Republican Alabama Gov. Kay Ivey on Tuesday signed into law Senate Bill 261, which significantly restricts state governmental entities’ financial relations with corporations until certain qualifications are met. Government bodies now have restrictions on financial relationships with companies that meet the bill’s specified qualifications. Any business that has more than 10 employees and receives at least $15,000 from the state of Alabama is required to have contractual provisions on economic boycotts.
✍️: Today, I signed SB261, further defending Alabama values. Alabamians, in no way, shape or form, want ESG influencing business in our state.

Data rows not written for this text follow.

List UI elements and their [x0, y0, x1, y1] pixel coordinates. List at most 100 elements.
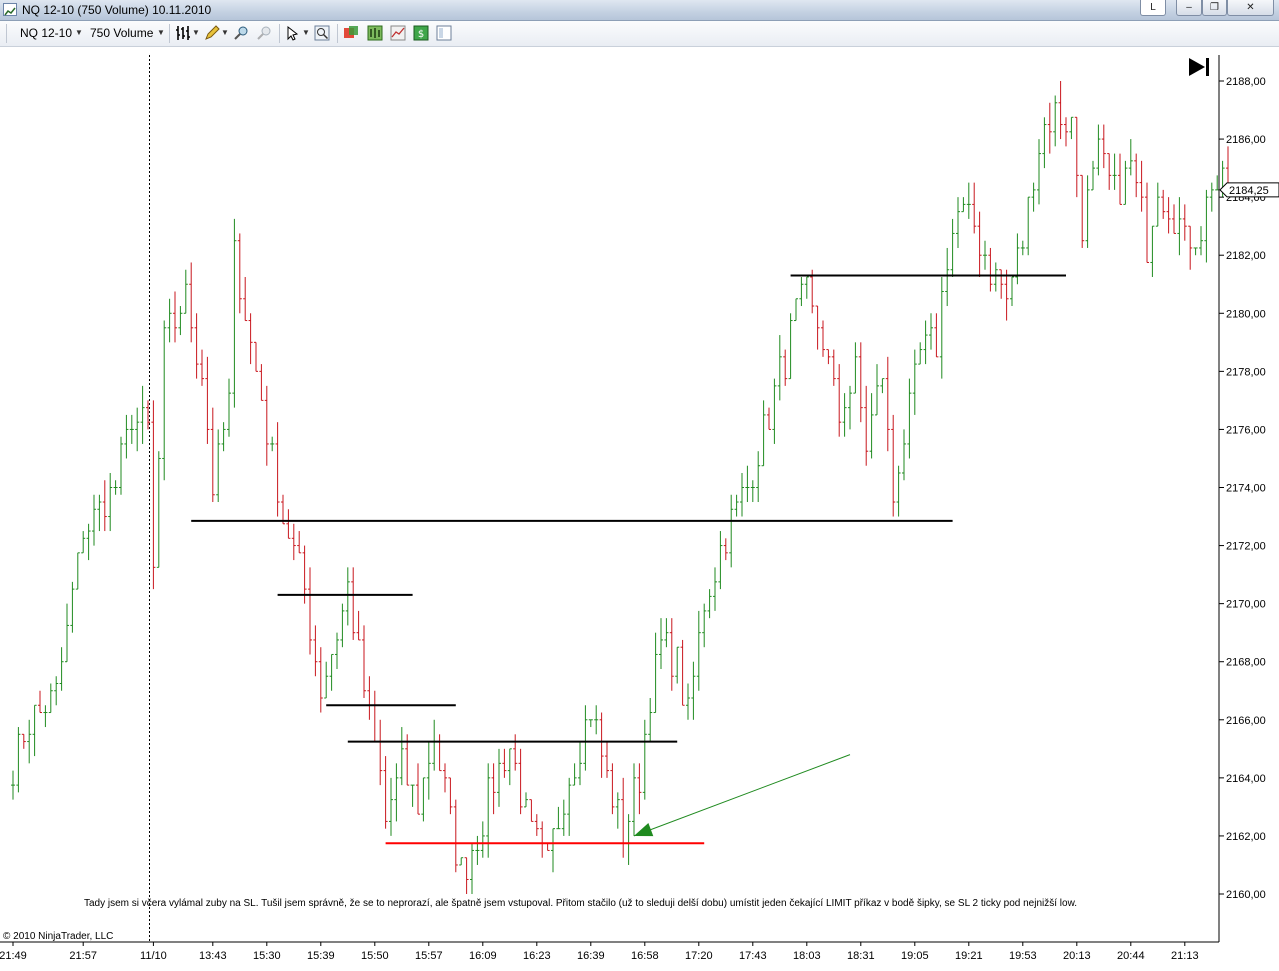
price-chart[interactable]: 2160,00 2162,00 2164,00 2166,00 2168,00 2170,… [0, 47, 1279, 971]
price-bar [556, 806, 561, 830]
price-bar [59, 647, 64, 691]
period-dropdown-icon[interactable]: ▼ [157, 28, 165, 37]
panels-icon[interactable] [436, 25, 452, 41]
chart-area[interactable]: 2160,00 2162,00 2164,00 2166,00 2168,00 2170,… [0, 47, 1279, 971]
price-bar [669, 618, 674, 691]
price-tick-label: 2180,00 [1226, 308, 1266, 320]
price-bar [713, 567, 717, 611]
svg-text:$: $ [418, 29, 424, 40]
zoom-in-icon[interactable] [233, 25, 249, 41]
price-tick-label: 2166,00 [1226, 715, 1266, 727]
price-tick-label: 2176,00 [1226, 424, 1266, 436]
zoom-out-icon[interactable] [256, 25, 272, 41]
price-bar [869, 393, 874, 459]
price-bar [1058, 81, 1063, 140]
price-bar [891, 414, 896, 517]
price-bar [11, 770, 15, 800]
bar-style-icon[interactable] [175, 25, 191, 41]
price-bar [907, 378, 912, 459]
price-bar [972, 182, 977, 234]
scroll-to-end-bar [1206, 58, 1209, 76]
price-bar [410, 784, 415, 807]
time-tick-label: 16:39 [577, 950, 605, 962]
price-bar [453, 799, 458, 873]
time-tick-label: 19:05 [901, 950, 929, 962]
link-button[interactable]: L [1140, 0, 1166, 16]
price-bar [929, 313, 933, 350]
price-bar [1064, 117, 1068, 147]
price-bar [729, 494, 734, 568]
price-bar [945, 247, 950, 307]
restore-button[interactable]: ❐ [1202, 0, 1227, 16]
price-tick-label: 2162,00 [1226, 831, 1266, 843]
scroll-to-end-icon[interactable] [1189, 58, 1209, 76]
time-tick-label: 15:50 [361, 950, 389, 962]
price-bar [1107, 153, 1112, 190]
price-bar [32, 704, 37, 757]
price-bar [858, 342, 863, 423]
price-bar [491, 763, 496, 815]
price-tick-label: 2164,00 [1226, 773, 1266, 785]
toolbar-separator [279, 24, 280, 43]
cursor-dropdown-icon[interactable]: ▼ [302, 28, 310, 37]
price-bar [389, 777, 393, 836]
price-bar [102, 480, 107, 532]
minimize-button[interactable]: – [1176, 0, 1202, 16]
chart-properties-icon[interactable] [367, 25, 383, 41]
price-tick-label: 2172,00 [1226, 541, 1266, 553]
price-bar [264, 385, 269, 466]
price-bar [675, 646, 680, 684]
toolbar-separator [337, 24, 338, 43]
indicators-icon[interactable] [390, 25, 406, 41]
draw-dropdown-icon[interactable]: ▼ [221, 28, 229, 37]
time-tick-label: 18:03 [793, 950, 821, 962]
strategies-icon[interactable]: $ [413, 25, 429, 41]
price-bar [65, 603, 69, 663]
magnifier-icon[interactable] [314, 25, 330, 41]
price-bar [1123, 160, 1128, 205]
price-bar [1080, 174, 1085, 248]
price-bar [27, 719, 32, 764]
price-bar [1182, 204, 1187, 241]
price-bar [880, 378, 885, 394]
price-bar [1096, 124, 1101, 176]
price-bar [621, 777, 626, 858]
price-bar [1010, 276, 1014, 307]
price-bar [183, 269, 188, 314]
price-bar [275, 422, 280, 517]
price-bar [1166, 197, 1171, 234]
price-bar [794, 298, 798, 322]
bar-style-dropdown-icon[interactable]: ▼ [192, 28, 200, 37]
price-bar [723, 538, 728, 561]
time-axis-group: 21:49 21:57 11/10 13:43 15:30 15:39 15:50 15:57… [0, 941, 1219, 962]
price-bar [1047, 102, 1052, 154]
price-bar [567, 777, 572, 836]
instrument-dropdown-icon[interactable]: ▼ [75, 28, 83, 37]
price-bar [756, 451, 761, 503]
pencil-draw-icon[interactable] [204, 25, 220, 41]
price-bar [291, 523, 296, 561]
time-tick-label: 13:43 [199, 950, 227, 962]
price-bar [1128, 139, 1133, 176]
instrument-selector[interactable]: NQ 12-10 [20, 26, 72, 40]
app-icon [3, 3, 17, 16]
period-selector[interactable]: 750 Volume [90, 26, 153, 40]
price-bar [259, 364, 264, 401]
price-bar [119, 436, 123, 495]
cursor-icon[interactable] [285, 25, 301, 41]
price-bar [740, 472, 744, 517]
close-button[interactable]: ✕ [1227, 0, 1274, 16]
price-bar [113, 480, 118, 495]
data-box-icon[interactable] [343, 25, 359, 41]
price-bar [680, 639, 685, 706]
price-tick-label: 2188,00 [1226, 76, 1266, 88]
price-bar [270, 436, 275, 452]
price-bar [529, 799, 534, 822]
price-bar [140, 385, 145, 444]
price-bar [923, 320, 928, 365]
price-bar [988, 247, 993, 292]
price-bar [626, 814, 631, 865]
price-bar [966, 182, 971, 219]
price-bar [718, 531, 723, 590]
price-bar [1026, 196, 1031, 256]
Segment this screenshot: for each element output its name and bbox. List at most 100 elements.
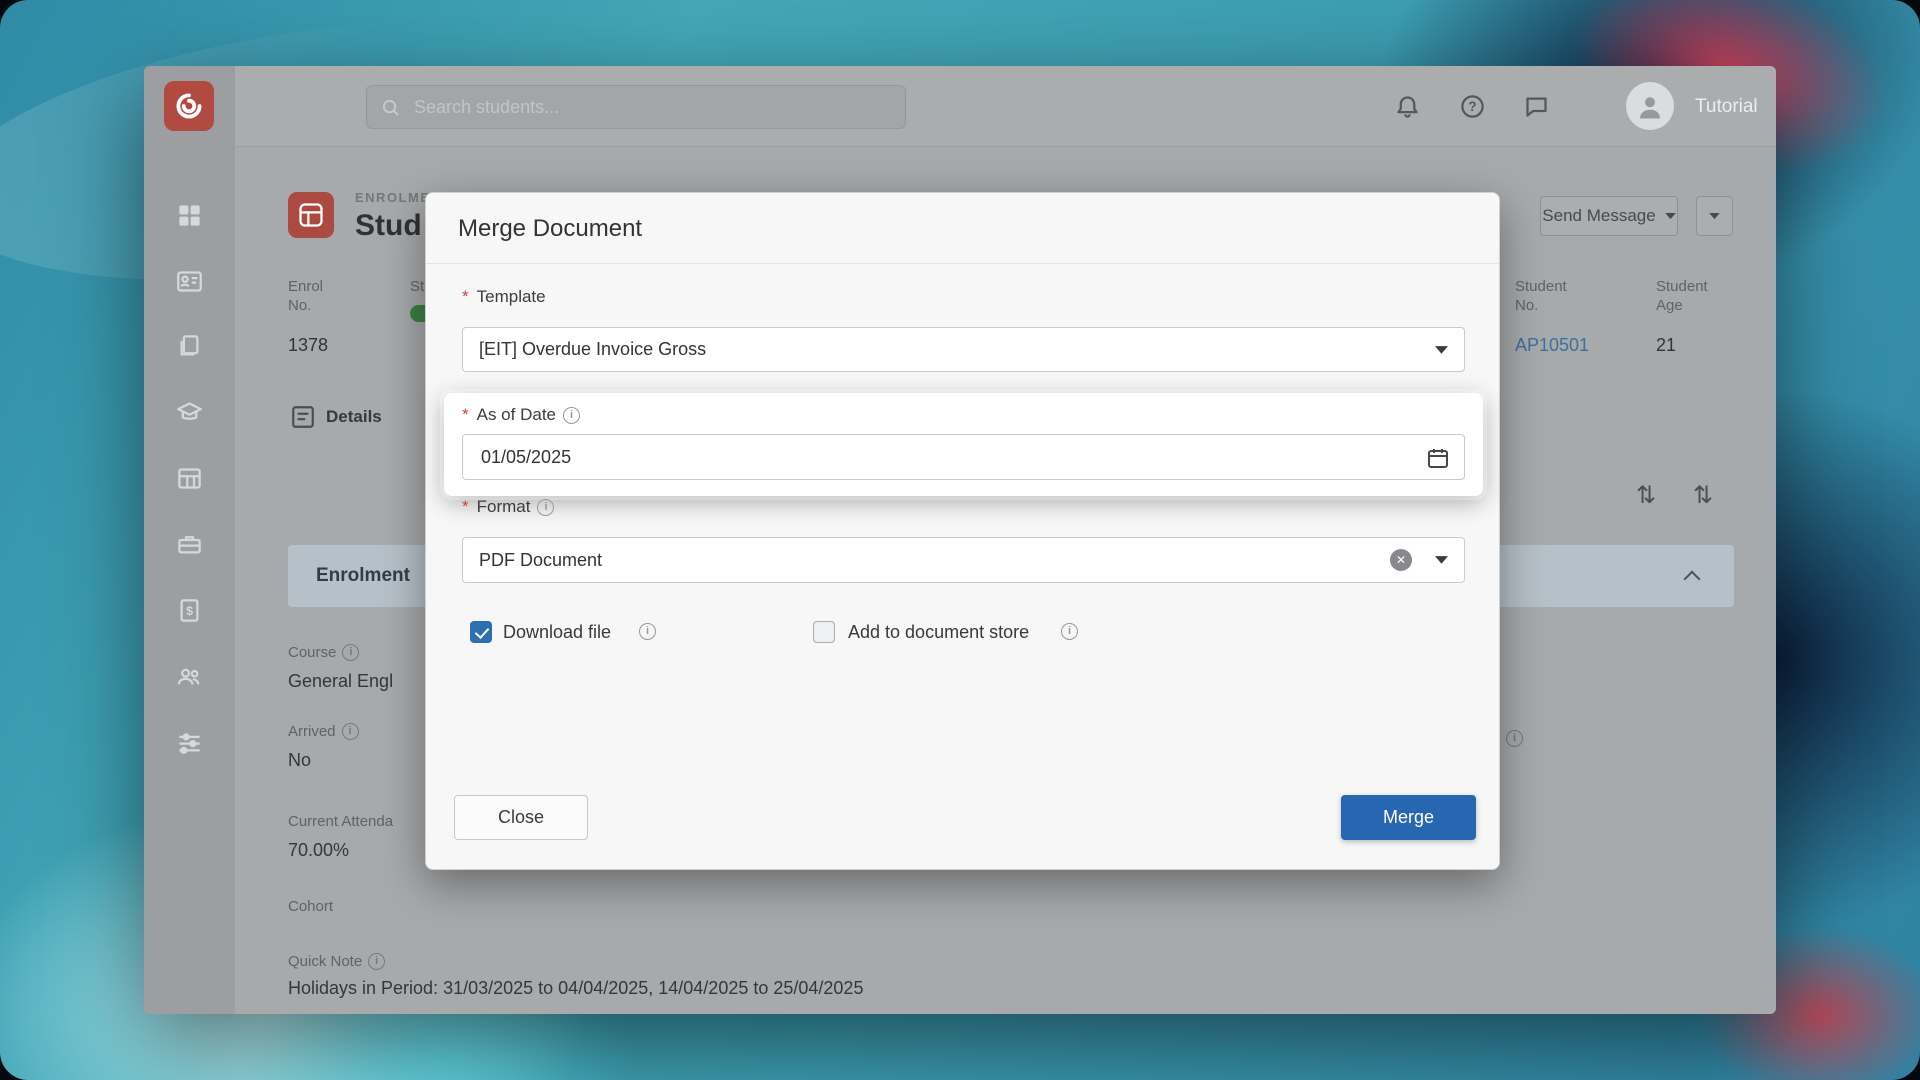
- label-line: Student: [1515, 278, 1567, 295]
- sidebar-item-contacts-card-icon[interactable]: [176, 268, 203, 295]
- required-asterisk: *: [462, 287, 469, 307]
- search-input[interactable]: [412, 96, 891, 119]
- svg-text:?: ?: [1468, 99, 1476, 114]
- as-of-date-input[interactable]: [479, 435, 1279, 479]
- app-window: ? Tutorial Admin: [144, 66, 1776, 1014]
- required-asterisk: *: [462, 405, 469, 425]
- merge-document-modal: Merge Document * Template [EIT] Overdue I…: [425, 192, 1500, 870]
- layout-icon: [297, 201, 325, 229]
- label-line: No.: [1515, 297, 1538, 314]
- info-icon[interactable]: [639, 623, 656, 640]
- label-text: Template: [477, 287, 546, 307]
- chevron-down-icon: [1435, 346, 1448, 355]
- svg-text:$: $: [186, 604, 193, 618]
- notifications-bell-icon[interactable]: [1394, 93, 1421, 120]
- clear-selection-icon[interactable]: [1390, 549, 1412, 571]
- sidebar-item-courses-graduation-icon[interactable]: [176, 399, 203, 426]
- sidebar-item-staff-users-icon[interactable]: [176, 663, 203, 690]
- info-icon[interactable]: [342, 723, 359, 740]
- enrolment-module-icon: [288, 192, 334, 238]
- close-button[interactable]: Close: [454, 795, 588, 840]
- add-to-document-store-checkbox[interactable]: [813, 621, 835, 643]
- chat-icon[interactable]: [1523, 93, 1550, 120]
- modal-header: Merge Document: [426, 193, 1499, 264]
- help-icon[interactable]: ?: [1459, 93, 1486, 120]
- field-value-quick-note: Holidays in Period: 31/03/2025 to 04/04/…: [288, 978, 863, 999]
- sidebar-item-dashboard-grid-icon[interactable]: [176, 202, 203, 229]
- student-no-link[interactable]: AP10501: [1515, 335, 1589, 356]
- app-logo[interactable]: [164, 81, 214, 131]
- info-icon[interactable]: [563, 407, 580, 424]
- field-label-quick-note: Quick Note: [288, 953, 385, 970]
- chevron-down-icon: [1709, 213, 1720, 220]
- field-label-attendance: Current Attenda: [288, 813, 393, 830]
- sidebar-item-invoice-icon[interactable]: $: [176, 597, 203, 624]
- sort-rows-icon[interactable]: [1629, 478, 1663, 514]
- label-line: Student: [1656, 278, 1708, 295]
- search-box[interactable]: [366, 85, 906, 129]
- page-title: Stud: [355, 209, 422, 243]
- sidebar-item-settings-sliders-icon[interactable]: [176, 729, 203, 756]
- details-tab-icon: [290, 404, 316, 430]
- template-select-value: [EIT] Overdue Invoice Gross: [479, 328, 706, 371]
- label-text: Quick Note: [288, 953, 362, 970]
- enrol-no-value: 1378: [288, 335, 328, 356]
- merge-button[interactable]: Merge: [1341, 795, 1476, 840]
- field-label-course: Course: [288, 644, 359, 661]
- label-text: As of Date: [477, 405, 556, 425]
- label-text: Course: [288, 644, 336, 661]
- as-of-date-field[interactable]: [462, 434, 1465, 480]
- label-text: Format: [477, 497, 531, 517]
- required-asterisk: *: [462, 497, 469, 517]
- field-label-arrived: Arrived: [288, 723, 359, 740]
- template-label: * Template: [462, 287, 546, 307]
- modal-title: Merge Document: [458, 193, 642, 264]
- add-to-document-store-label: Add to document store: [848, 622, 1029, 643]
- summary-label: Student Age: [1656, 277, 1708, 315]
- student-age-value: 21: [1656, 335, 1676, 356]
- info-icon[interactable]: [368, 953, 385, 970]
- field-value-attendance: 70.00%: [288, 840, 349, 861]
- user-name[interactable]: Tutorial Admin: [1695, 66, 1776, 147]
- send-message-label: Send Message: [1542, 206, 1655, 226]
- format-select[interactable]: PDF Document: [462, 537, 1465, 583]
- label-text: Current Attenda: [288, 813, 393, 830]
- app-logo-swirl-icon: [172, 89, 206, 123]
- section-title: Enrolment: [316, 545, 410, 607]
- avatar[interactable]: [1626, 82, 1674, 130]
- label-line: Enrol: [288, 278, 323, 295]
- download-file-label: Download file: [503, 622, 611, 643]
- sidebar-item-documents-icon[interactable]: [176, 333, 203, 360]
- calendar-icon[interactable]: [1426, 446, 1450, 470]
- send-message-button[interactable]: Send Message: [1540, 196, 1678, 236]
- chevron-down-icon: [1665, 213, 1676, 220]
- info-icon[interactable]: [1061, 623, 1078, 640]
- format-label: * Format: [462, 497, 554, 517]
- as-of-date-label: * As of Date: [462, 405, 580, 425]
- person-icon: [1635, 91, 1665, 121]
- template-select[interactable]: [EIT] Overdue Invoice Gross: [462, 327, 1465, 372]
- info-icon[interactable]: [537, 499, 554, 516]
- field-value-course: General Engl: [288, 671, 393, 692]
- label-line: No.: [288, 297, 311, 314]
- summary-label: Student No.: [1515, 277, 1567, 315]
- reorder-rows-icon[interactable]: [1686, 478, 1720, 514]
- topbar: ? Tutorial Admin: [235, 66, 1776, 147]
- sidebar: $: [144, 66, 235, 1014]
- search-icon: [381, 98, 400, 117]
- summary-label-clipped: St: [410, 277, 424, 296]
- more-actions-dropdown-button[interactable]: [1696, 196, 1733, 236]
- label-text: Cohort: [288, 898, 333, 915]
- info-icon[interactable]: [1506, 730, 1523, 747]
- info-icon[interactable]: [342, 644, 359, 661]
- as-of-date-spotlight: * As of Date: [444, 393, 1483, 496]
- sidebar-item-table-icon[interactable]: [176, 465, 203, 492]
- chevron-down-icon: [1435, 556, 1448, 565]
- field-label-cohort: Cohort: [288, 898, 333, 915]
- collapse-chevron-icon[interactable]: [1684, 571, 1701, 588]
- field-value-arrived: No: [288, 750, 311, 771]
- tab-details[interactable]: Details: [326, 407, 382, 427]
- format-select-value: PDF Document: [479, 538, 602, 582]
- download-file-checkbox[interactable]: [470, 621, 492, 643]
- sidebar-item-briefcase-icon[interactable]: [176, 531, 203, 558]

— Governor Kay Ivey (@GovernorKayIvey) June 6, 2023
“Alabama will continue protecting both our values and our businesses. Alabama citizens, in no way, shape or form, want ESG influencing business in our state, and this legislation most certainly sends that message,” Ivey said in a press release.
ESG investment and corporate practice has vastly expanded over the past seven years since “The Compact for Responsive and Responsible Leadership” was signed at the World Economic Forum in 2017. Since then, scores of CEOs and corporations have adopted forms of social activism in their business practices.
Nike recently invited a child sex-change surgeon to be a speaker during Pride Month, and Major League Baseball changed its logo to reflect support for Pride.. Along with the legal backlash from state legislatures and governors, grassroots responses from consumers have heavily damaged companies like Bud Light and Target. (RELATED: Target Loses $9 Billion In Market Value In A Week Following Boycott Over LGBT Merchandise)
BREAKING: A leaked email from inside of Nike and obtained by @realDailyWire reveals that the company will host a talk with a child sex change surgeon to celebrate pride month.
Nike will also host a “drag story time,” along with several other pride events.
THREAD 🧵: pic.twitter.com/AlxAbqhbI3
— Spencer Lindquist 🇺🇸 (@SpencerLndqst) June 6, 2023
Other states such as Florida, Utah and Texas have already moved forward with their own legislation targeting ESG. After signing an anti-ESG bill in March, Republican Texas Gov. Greg Abbot sent a letter to President Joe Biden, defending the energy industry in particular. (Related: DAVID BLACKMON: Is Texas Turning Its Back On Renewable Energy?)
At the national level, Republican Kentucky Rep. Anthony Barr proposed and passed an anti-ESG bill in the House of Representatives, signaling Congress has the will to address the issue despite a President Joe Biden veto.